The Memorial Day holiday weekend is a great time for a road trip—the late spring weather is mild and comfortable in most parts of the U.S., and it’s the official kickoff of the summer season. If you’d like to take a trip in the spirit of the holiday, Arlington, Virginia is a fitting destination. Its national historic attractions make it a great place to honor those who died in military service, and the city has plenty of local charm and culture to boot.
Located directly across the Potomac River from Washington, D.C., the city of Arlington is best known for the famous Arlington National Cemetery, a 624-acre military burial site established during the Civil War. The cemetery was the location of the first Decoration Day National Observance, and the tradition of gathering there on Memorial Day lives on: Arlington National Cemetery historians guide an annual tour that explores the origins of the holiday.

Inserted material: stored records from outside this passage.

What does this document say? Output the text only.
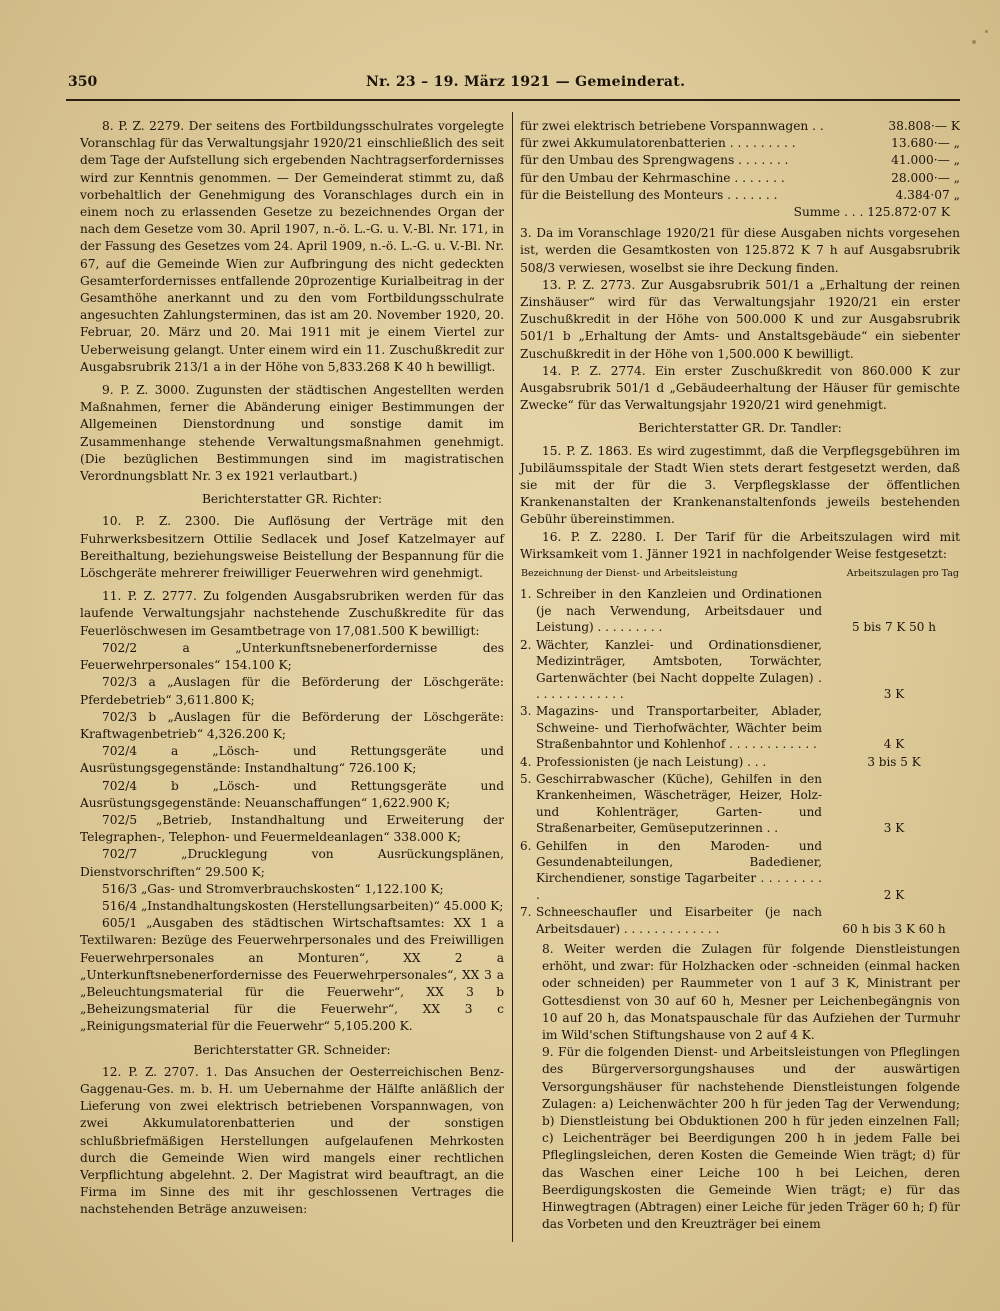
350	Nr. 23 – 19. März 1921 — Gemeinderat.

8. P. Z. 2279. Der seitens des Fortbildungsschulrates vorgelegte Voranschlag für das Verwaltungsjahr 1920/21 einschließlich des seit dem Tage der Aufstellung sich ergebenden Nachtragserfordernisses wird zur Kenntnis genommen. — Der Gemeinderat stimmt zu, daß vorbehaltlich der Genehmigung des Voranschlages durch ein in einem noch zu erlassenden Gesetze zu bezeichnendes Organ der nach dem Gesetze vom 30. April 1907, n.-ö. L.-G. u. V.-Bl. Nr. 171, in der Fassung des Gesetzes vom 24. April 1909, n.-ö. L.-G. u. V.-Bl. Nr. 67, auf die Gemeinde Wien zur Aufbringung des nicht gedeckten Gesamterfordernisses entfallende 20prozentige Kurialbeitrag in der Gesamthöhe anerkannt und zu den vom Fortbildungsschulrate angesuchten Zahlungsterminen, das ist am 20. November 1920, 20. Februar, 20. März und 20. Mai 1911 mit je einem Viertel zur Ueberweisung gelangt. Unter einem wird ein 11. Zuschußkredit zur Ausgabsrubrik 213/1 a in der Höhe von 5,833.268 K 40 h bewilligt.

9. P. Z. 3000. Zugunsten der städtischen Angestellten werden Maßnahmen, ferner die Abänderung einiger Bestimmungen der Allgemeinen Dienstordnung und sonstige damit im Zusammenhange stehende Verwaltungsmaßnahmen genehmigt. (Die bezüglichen Bestimmungen sind im magistratischen Verordnungsblatt Nr. 3 ex 1921 verlautbart.)

Berichterstatter GR. Richter:

10. P. Z. 2300. Die Auflösung der Verträge mit den Fuhrwerksbesitzern Ottilie Sedlacek und Josef Katzelmayer auf Bereithaltung, beziehungsweise Beistellung der Bespannung für die Löschgeräte mehrerer freiwilliger Feuerwehren wird genehmigt.

11. P. Z. 2777. Zu folgenden Ausgabsrubriken werden für das laufende Verwaltungsjahr nachstehende Zuschußkredite für das Feuerlöschwesen im Gesamtbetrage von 17,081.500 K bewilligt:

702/2 a „Unterkunftsnebenerfordernisse des Feuerwehrpersonales“ 154.100 K;

702/3 a „Auslagen für die Beförderung der Löschgeräte: Pferdebetrieb“ 3,611.800 K;

702/3 b „Auslagen für die Beförderung der Löschgeräte: Kraftwagenbetrieb“ 4,326.200 K;

702/4 a „Lösch- und Rettungsgeräte und Ausrüstungsgegenstände: Instandhaltung“ 726.100 K;

702/4 b „Lösch- und Rettungsgeräte und Ausrüstungsgegenstände: Neuanschaffungen“ 1,622.900 K;

702/5 „Betrieb, Instandhaltung und Erweiterung der Telegraphen-, Telephon- und Feuermeldeanlagen“ 338.000 K;

702/7 „Drucklegung von Ausrückungsplänen, Dienstvorschriften“ 29.500 K;

516/3 „Gas- und Stromverbrauchskosten“ 1,122.100 K;

516/4 „Instandhaltungskosten (Herstellungsarbeiten)“ 45.000 K;

605/1 „Ausgaben des städtischen Wirtschaftsamtes: XX 1 a Textilwaren: Bezüge des Feuerwehrpersonales und des Freiwilligen Feuerwehrpersonales an Monturen“, XX 2 a „Unterkunftsnebenerfordernisse des Feuerwehrpersonales“, XX 3 a „Beleuchtungsmaterial für die Feuerwehr“, XX 3 b „Beheizungsmaterial für die Feuerwehr“, XX 3 c „Reinigungsmaterial für die Feuerwehr“ 5,105.200 K.

Berichterstatter GR. Schneider:

12. P. Z. 2707. 1. Das Ansuchen der Oesterreichischen Benz-Gaggenau-Ges. m. b. H. um Uebernahme der Hälfte anläßlich der Lieferung von zwei elektrisch betriebenen Vorspannwagen, von zwei Akkumulatorenbatterien und der sonstigen schlußbriefmäßigen Herstellungen aufgelaufenen Mehrkosten durch die Gemeinde Wien wird mangels einer rechtlichen Verpflichtung abgelehnt. 2. Der Magistrat wird beauftragt, an die Firma im Sinne des mit ihr geschlossenen Vertrages die nachstehenden Beträge anzuweisen:

für zwei elektrisch betriebene Vorspannwagen . .	38.808·— K
für zwei Akkumulatorenbatterien . . . . . . . . .	13.680·— „
für den Umbau des Sprengwagens . . . . . . .	41.000·— „
für den Umbau der Kehrmaschine . . . . . . .	28.000·— „
für die Beistellung des Monteurs . . . . . . .	4.384·07 „
Summe . . . 125.872·07 K

3. Da im Voranschlage 1920/21 für diese Ausgaben nichts vorgesehen ist, werden die Gesamtkosten von 125.872 K 7 h auf Ausgabsrubrik 508/3 verwiesen, woselbst sie ihre Deckung finden.

13. P. Z. 2773. Zur Ausgabsrubrik 501/1 a „Erhaltung der reinen Zinshäuser“ wird für das Verwaltungsjahr 1920/21 ein erster Zuschußkredit in der Höhe von 500.000 K und zur Ausgabsrubrik 501/1 b „Erhaltung der Amts- und Anstaltsgebäude“ ein siebenter Zuschußkredit in der Höhe von 1,500.000 K bewilligt.

14. P. Z. 2774. Ein erster Zuschußkredit von 860.000 K zur Ausgabsrubrik 501/1 d „Gebäudeerhaltung der Häuser für gemischte Zwecke“ für das Verwaltungsjahr 1920/21 wird genehmigt.

Berichterstatter GR. Dr. Tandler:

15. P. Z. 1863. Es wird zugestimmt, daß die Verpflegsgebühren im Jubiläumsspitale der Stadt Wien stets derart festgesetzt werden, daß sie mit der für die 3. Verpflegsklasse der öffentlichen Krankenanstalten der Krankenanstaltenfonds jeweils bestehenden Gebühr übereinstimmen.

16. P. Z. 2280. I. Der Tarif für die Arbeitszulagen wird mit Wirksamkeit vom 1. Jänner 1921 in nachfolgender Weise festgesetzt:

Bezeichnung der Dienst- und Arbeitsleistung		Arbeitszulagen pro Tag
1.	Schreiber in den Kanzleien und Ordinationen (je nach Verwendung, Arbeitsdauer und Leistung) . . . . . . . . .	5 bis 7 K 50 h
2.	Wächter, Kanzlei- und Ordinationsdiener, Medizinträger, Amtsboten, Torwächter, Gartenwächter (bei Nacht doppelte Zulagen) . . . . . . . . . . . . .	3 K
3.	Magazins- und Transportarbeiter, Ablader, Schweine- und Tierhofwächter, Wächter beim Straßenbahntor und Kohlenhof . . . . . . . . . . . .	4 K
4.	Professionisten (je nach Leistung) . . .	3 bis 5 K
5.	Geschirrabwascher (Küche), Gehilfen in den Krankenheimen, Wäscheträger, Heizer, Holz- und Kohlenträger, Garten- und Straßenarbeiter, Gemüseputzerinnen . .	3 K
6.	Gehilfen in den Maroden- und Gesundenabteilungen, Badediener, Kirchendiener, sonstige Tagarbeiter . . . . . . . . .	2 K
7.	Schneeschaufler und Eisarbeiter (je nach Arbeitsdauer) . . . . . . . . . . . . .	60 h bis 3 K 60 h

8. Weiter werden die Zulagen für folgende Dienstleistungen erhöht, und zwar: für Holzhacken oder -schneiden (einmal hacken oder schneiden) per Raummeter von 1 auf 3 K, Ministrant per Gottesdienst von 30 auf 60 h, Mesner per Leichenbegängnis von 10 auf 20 h, das Monatspauschale für das Aufziehen der Turmuhr im Wild'schen Stiftungshause von 2 auf 4 K.

9. Für die folgenden Dienst- und Arbeitsleistungen von Pfleglingen des Bürgerversorgungshauses und der auswärtigen Versorgungshäuser für nachstehende Dienstleistungen folgende Zulagen: a) Leichenwächter 200 h für jeden Tag der Verwendung; b) Dienstleistung bei Obduktionen 200 h für jeden einzelnen Fall; c) Leichenträger bei Beerdigungen 200 h in jedem Falle bei Pfleglingsleichen, deren Kosten die Gemeinde Wien trägt; d) für das Waschen einer Leiche 100 h bei Leichen, deren Beerdigungskosten die Gemeinde Wien trägt; e) für das Hinwegtragen (Abtragen) einer Leiche für jeden Träger 60 h; f) für das Vorbeten und den Kreuzträger bei einem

Arlington is also home to the famous Marine Corps War Memorial, the largest cast bronze statue in the world. It is located near the Arlington National Cemetery at Arlington Ridge Park, and it is based on the 1945 photograph of six servicemen raising an American flag atop Mount Suribachi during the Battle of Iwo Jima in World War II. Sculptor Felix de Weldon dedicated the statue to all Marines who have given their lives in defense of the United States since 1775.
The United States Air Force Memorial, located on the grounds of Fort Myer, honors the service and sacrifice of America’s Airmen. The memorial designed by architect James Ingo Freed hosts a number of Memorial Day events, including music celebrations and a wreath-laying ceremony.
In 2008, Arlington welcomed yet another memorial site: the Pentagon Memorial, which honors the 184 people who died as victims in the building and on American Airlines Flight 77 during the September 11th attacks.
Outside of Arlington’s historical attractions, the city also boasts top-notch dining and shopping options along with a thriving local arts and entertainment scene. According to StayArlington, the city hosts more than 1,500 art events each year, and it's home to over 55 arts organizations. Between the plentiful local culture and famous historical attractions, it's safe to say that Arlington is the perfect place to spend Memorial Day weekend.